Creating tab groups in Google Chrome could soon be automatic, based on a recent report from TechDows. The feature is already live in the Chrome Canary Channel too. That’s for all desktop platforms, including Windows, Mac, Linux, and Chrome OS. Although getting to the Canary Channel on a Chromebook is still currently far more work than its probably worth.

How do automatic Chrome tab groups work and how do you turn them on?

Now, the purpose of automatic Chrome tab groups may, at the surface, seem unintuitive. But, with an explanation of how that works — with a handy video included below from TechDows — it’s fairly obvious.

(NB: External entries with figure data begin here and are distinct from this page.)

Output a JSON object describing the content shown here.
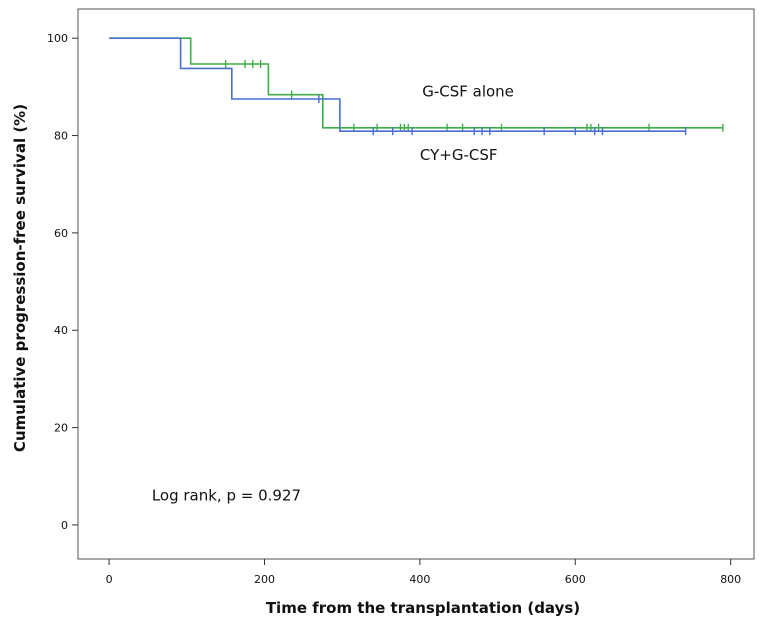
{
  "chart_data": {
    "type": "line",
    "subtype": "kaplan-meier",
    "title": "",
    "xlabel": "Time from the transplantation (days)",
    "ylabel": "Cumulative progression-free survival (%)",
    "xlim": [
      -40,
      830
    ],
    "ylim": [
      -7,
      106
    ],
    "x_ticks": [
      0,
      200,
      400,
      600,
      800
    ],
    "x_tick_labels": [
      "0",
      "200",
      "400",
      "600",
      "800"
    ],
    "y_ticks": [
      0,
      20,
      40,
      60,
      80,
      100
    ],
    "y_tick_labels": [
      "0",
      "20",
      "40",
      "60",
      "80",
      "100"
    ],
    "grid": false,
    "legend": "none",
    "series": [
      {
        "name": "G-CSF alone",
        "color": "#3fae49",
        "steps": [
          [
            0,
            100
          ],
          [
            105,
            100
          ],
          [
            105,
            94.7
          ],
          [
            205,
            94.7
          ],
          [
            205,
            88.4
          ],
          [
            275,
            88.4
          ],
          [
            275,
            81.6
          ],
          [
            790,
            81.6
          ]
        ],
        "censored": [
          [
            150,
            94.7
          ],
          [
            175,
            94.7
          ],
          [
            185,
            94.7
          ],
          [
            195,
            94.7
          ],
          [
            235,
            88.4
          ],
          [
            315,
            81.6
          ],
          [
            345,
            81.6
          ],
          [
            375,
            81.6
          ],
          [
            380,
            81.6
          ],
          [
            385,
            81.6
          ],
          [
            435,
            81.6
          ],
          [
            455,
            81.6
          ],
          [
            505,
            81.6
          ],
          [
            615,
            81.6
          ],
          [
            620,
            81.6
          ],
          [
            630,
            81.6
          ],
          [
            695,
            81.6
          ],
          [
            790,
            81.6
          ]
        ]
      },
      {
        "name": "CY+G-CSF",
        "color": "#4a6fd0",
        "steps": [
          [
            0,
            100
          ],
          [
            92,
            100
          ],
          [
            92,
            93.8
          ],
          [
            158,
            93.8
          ],
          [
            158,
            87.5
          ],
          [
            297,
            87.5
          ],
          [
            297,
            80.9
          ],
          [
            742,
            80.9
          ]
        ],
        "censored": [
          [
            270,
            87.5
          ],
          [
            340,
            80.9
          ],
          [
            365,
            80.9
          ],
          [
            390,
            80.9
          ],
          [
            470,
            80.9
          ],
          [
            480,
            80.9
          ],
          [
            490,
            80.9
          ],
          [
            560,
            80.9
          ],
          [
            600,
            80.9
          ],
          [
            625,
            80.9
          ],
          [
            635,
            80.9
          ],
          [
            742,
            80.9
          ]
        ]
      }
    ],
    "annotations": [
      {
        "text": "G-CSF alone",
        "x": 462,
        "y": 88
      },
      {
        "text": "CY+G-CSF",
        "x": 450,
        "y": 75
      },
      {
        "text": "Log rank, p = 0.927",
        "x": 55,
        "y": 5
      }
    ]
  }
}
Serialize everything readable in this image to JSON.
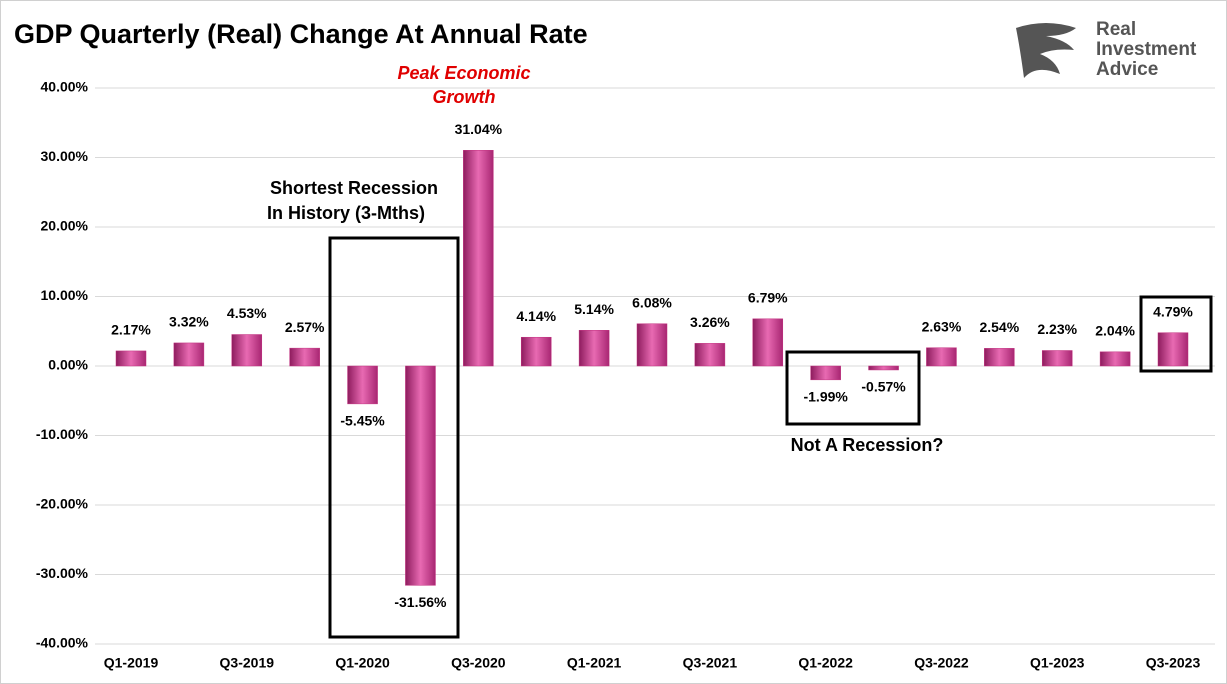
{
  "chart_data": {
    "type": "bar",
    "title": "GDP Quarterly (Real) Change At Annual Rate",
    "logo": [
      "Real",
      "Investment",
      "Advice"
    ],
    "annotations": [
      [
        "Peak Economic",
        "Growth"
      ],
      [
        "Shortest Recession",
        "In History (3-Mths)"
      ],
      [
        "Not A Recession?"
      ]
    ],
    "categories": [
      "Q1-2019",
      null,
      "Q3-2019",
      null,
      "Q1-2020",
      null,
      "Q3-2020",
      null,
      "Q1-2021",
      null,
      "Q3-2021",
      null,
      "Q1-2022",
      null,
      "Q3-2022",
      null,
      "Q1-2023",
      null,
      "Q3-2023"
    ],
    "values": [
      2.17,
      3.32,
      4.53,
      2.57,
      -5.45,
      -31.56,
      31.04,
      4.14,
      5.14,
      6.08,
      3.26,
      6.79,
      -1.99,
      -0.57,
      2.63,
      2.54,
      2.23,
      2.04,
      4.79
    ],
    "value_labels": [
      "2.17%",
      "3.32%",
      "4.53%",
      "2.57%",
      "-5.45%",
      "-31.56%",
      "31.04%",
      "4.14%",
      "5.14%",
      "6.08%",
      "3.26%",
      "6.79%",
      "-1.99%",
      "-0.57%",
      "2.63%",
      "2.54%",
      "2.23%",
      "2.04%",
      "4.79%"
    ],
    "color": "#c2307f",
    "ylim": [
      -40,
      40
    ],
    "yticks": [
      {
        "value": -40,
        "label": "-40.00%"
      },
      {
        "value": -30,
        "label": "-30.00%"
      },
      {
        "value": -20,
        "label": "-20.00%"
      },
      {
        "value": -10,
        "label": "-10.00%"
      },
      {
        "value": 0,
        "label": "0.00%"
      },
      {
        "value": 10,
        "label": "10.00%"
      },
      {
        "value": 20,
        "label": "20.00%"
      },
      {
        "value": 30,
        "label": "30.00%"
      },
      {
        "value": 40,
        "label": "40.00%"
      }
    ],
    "grid": true
  }
}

To turn on the feature, users will need to;

  1. Install or update to the latest version of Chrome Canary
  2. Navigate to the chrome://flags experimental settings URL
  3. Using the search box at the top of the resulting page, search for “Tab Groups Auto Create”
  4. Use the drop-down menu next to the “Tab Groups Auto Create” option to select “Enabled”
  5. Restart Chrome

From there, opening up any tab from within a domain will place that tab in the same tab group. That’s as long as users have followed the steps to create a tab group already.

For instance, a user might have grouped tabs from their workplace website — or any other website. They can then right-click any link within those pages’ UI and select “Open link in new tab.”

Chrome will keep that new tab that’s just been opened within the same tab group as the other, already-opened tabs.

This will almost certainly change before the final release

Now, it is already going to be incredibly useful for most users to be able to follow those steps and keep all sites from the same domain under a single tab group. But this particular feature is a long way out, appearing in version 87 of Chrome — which lands in mid-November. So there are also obvious improvements that could be made before that happens if Google doesn’t drop the feature before releasing it.

For the time being, just for starters, the automatic placement of tabs into a select tab group appears to rely on the domain. So users can’t right-click a link that leads to an external site and have that automatically placed in the same tab group.

If, for example, AndroidHeadlines.com is open in a tab group, users couldn’t right-click a link that leads to Amazon and open that to a new tab in the same group.

But Google could ultimately change a lot more about this new Chrome feature before it’s official.